Before you begin: Create a File data set rule instance. See Creating a File data set rule.
  1. In the New tab, in the Data Source section, click Files on repositories.
  2. In the Connection section, select the source repository:
    • To select one of the predefined repositories, click the Repository configuration field, press the Down Arrow key, and choose a repository.
    • To create a repository, click Open to the right of the Repository Configuration field and perform Creating a repository for continuous development.
    To match multiple files in a folder, use an asterisk (*).
    For example: /folder/part-r-*
  3. In the File configuration section, in the File path field, enter the file location.
    Result: If the specified file exists, additional details appear in the Parser configuration section.
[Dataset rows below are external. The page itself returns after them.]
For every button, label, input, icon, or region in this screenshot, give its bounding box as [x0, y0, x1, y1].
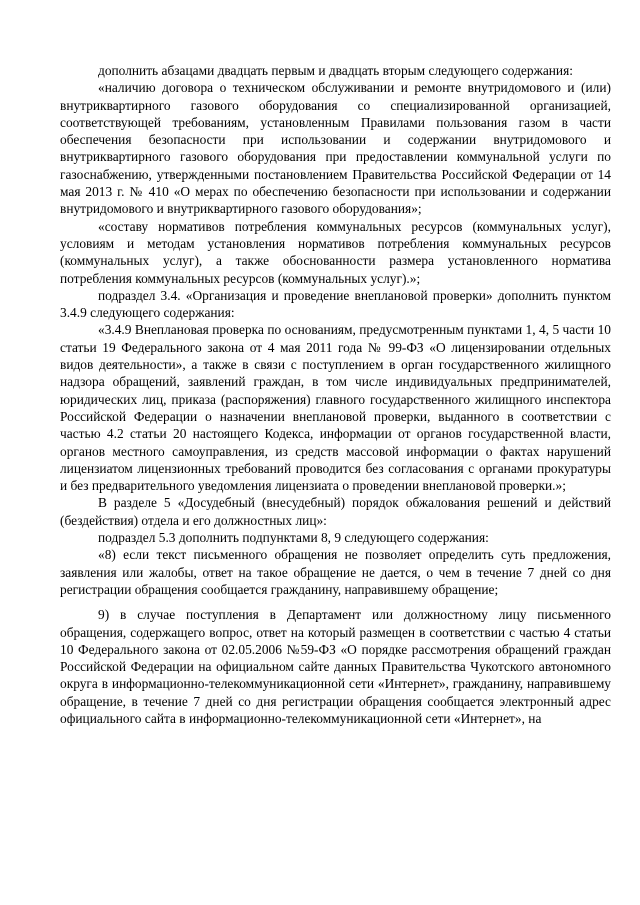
paragraph-subpoint-8: «8) если текст письменного обращения не позволяет определить суть предложения, заявления или жалобы, ответ на такое обращение не дается, о чем в течение 7 дней со дня регистрации обращения сообщается гражданину, направившему обращение;	[60, 547, 611, 597]
paragraph-subsection-3-4: подраздел 3.4. «Организация и проведение внеплановой проверки» дополнить пунктом 3.4.9 следующего содержания:	[60, 287, 611, 321]
paragraph-consumption-norms: «составу нормативов потребления коммунальных ресурсов (коммунальных услуг), условиям и методам установления нормативов потребления коммунальных ресурсов (коммунальных услуг), а также обоснованности размера установленного норматива потребления коммунальных ресурсов (коммунальных услуг).»;	[60, 218, 611, 286]
document-page	[60, 62, 611, 727]
paragraph-subpoint-9: 9) в случае поступления в Департамент или должностному лицу письменного обращения, содержащего вопрос, ответ на который размещен в соответствии с частью 4 статьи 10 Федерального закона от 02.05.2006 №59-ФЗ «О порядке рассмотрения обращений граждан Российской Федерации на официальном сайте данных Правительства Чукотского автономного округа в информационно-телекоммуникационной сети «Интернет», гражданину, направившему обращение, в течение 7 дней со дня регистрации обращения сообщается электронный адрес официального сайта в информационно-телекоммуникационной сети «Интернет», на	[60, 607, 611, 726]
paragraph-add-clauses: дополнить абзацами двадцать первым и двадцать вторым следующего содержания:	[98, 63, 573, 78]
paragraph-gas-maintenance: «наличию договора о техническом обслуживании и ремонте внутридомового и (или) внутриквартирного газового оборудования со специализированной организацией, соответствующей требованиям, установленным Правилами пользования газом в части обеспечения безопасности при использовании и содержании внутридомового и внутриквартирного газового оборудования при предоставлении коммунальной услуги по газоснабжению, утвержденными постановлением Правительства Российской Федерации от 14 мая 2013 г. № 410 «О мерах по обеспечению безопасности при использовании и содержании внутридомового и внутриквартирного газового оборудования»;	[60, 80, 611, 217]
paragraph-section-5: В разделе 5 «Досудебный (внесудебный) порядок обжалования решений и действий (бездействия) отдела и его должностных лиц»:	[60, 495, 611, 528]
paragraph-subsection-5-3: подраздел 5.3 дополнить подпунктами 8, 9 следующего содержания:	[98, 530, 489, 546]
paragraph-clause-3-4-9: «3.4.9 Внеплановая проверка по основаниям, предусмотренным пунктами 1, 4, 5 части 10 статьи 19 Федерального закона от 4 мая 2011 года № 99-ФЗ «О лицензировании отдельных видов деятельности», а также в связи с поступлением в орган государственного жилищного надзора обращений, заявлений граждан, в том числе индивидуальных предпринимателей, юридических лиц, приказа (распоряжения) главного государственного жилищного инспектора Российской Федерации о назначении внеплановой проверки, выданного в соответствии с частью 4.2 статьи 20 настоящего Кодекса, информации от органов государственной власти, органов местного самоуправления, из средств массовой информации о фактах нарушений лицензиатом лицензионных требований проводится без согласования с органами прокуратуры и без предварительного уведомления лицензиата о проведении внеплановой проверки.»;	[60, 322, 611, 494]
Otherwise, configure the settings manually by performing 4.
  4. Optional: In the Parser configuration section, update the settings for the selected file:
    1. From the File type drop-down list, select the defined file type.
    2. Optional: If the file is compressed, select the File is compressed check box and choose the Compression type.
      The supported compression types are .zip and .gz gzip.
    3. For CSV files, specify if the file contains a header row by selecting the File contains header check box.
    4. For CSV files, in the Delimiter character list, select a character separating the fields in the selected file.
    5. For CSV files, in the Supported quotation marks list, select the quotation mark type used for string values in the selected file.
    6. In the Date Time format field, enter the pattern representing date and time stamps in the selected file.
      The default pattern is: yyyy-MM-dd HH:mm:ss
    7. In the Date format field, enter the pattern representing date stamps in the selected file.
      The default pattern is: yyyy-MM-dd
    8. In the Time Of Day format field, enter the pattern representing time stamps in the selected file.
      The default pattern is: HH:mm:ss
      Note: Time properties in the selected file can be in a different time zone than the one used by Pega Platform. To avoid confusion, specify the time zone in the time properties of the file, and use the appropriate pattern in the settings.
  5. Optional: Preview the file by clicking Preview file.
  6. For CSV files, in the Mapping tab, modify the number of mapped columns:
    • To add a CSV file column, click Add mapping.
    • To remove a CSV file column and the associated property mapping, click Delete mapping for the applicable row.

    For CSV files with a header row, the Column entry in a new mapping instance must match the column name in the file.

  7. For CSV files, in the Mapping tab, check and complete the mapping between the columns in the CSV file and the corresponding properties in Pega Platform:
    • To map an existing property to a CSV file column, in the Property column, press the Down Arrow and choose the applicable item from the list.
    • For CSV files with a header row, to automatically create properties that are not in Pega Platform and map them to CSV file columns, click Create missing properties. Confirm the additional mapping by clicking Create.
    • To manually create properties that are not in Pega Platform and map them to CSV file columns, in the Property column, enter a property name that matches the Column entry, click Open, and configure the new property. For more information, see Creating a property.

    For CSV files with a header row, the Column entry in a new mapping instance must match the column name in the file.

    For JSON files, the Mapping tab is empty, because the system automatically maps the fields, and no manual mapping is available.

  8. Confirm the new File data set configuration by clicking Save.
    Result: If CSV or JSON files are not valid, error messages display the reason for the error and a line number that identifies where the error is in the file.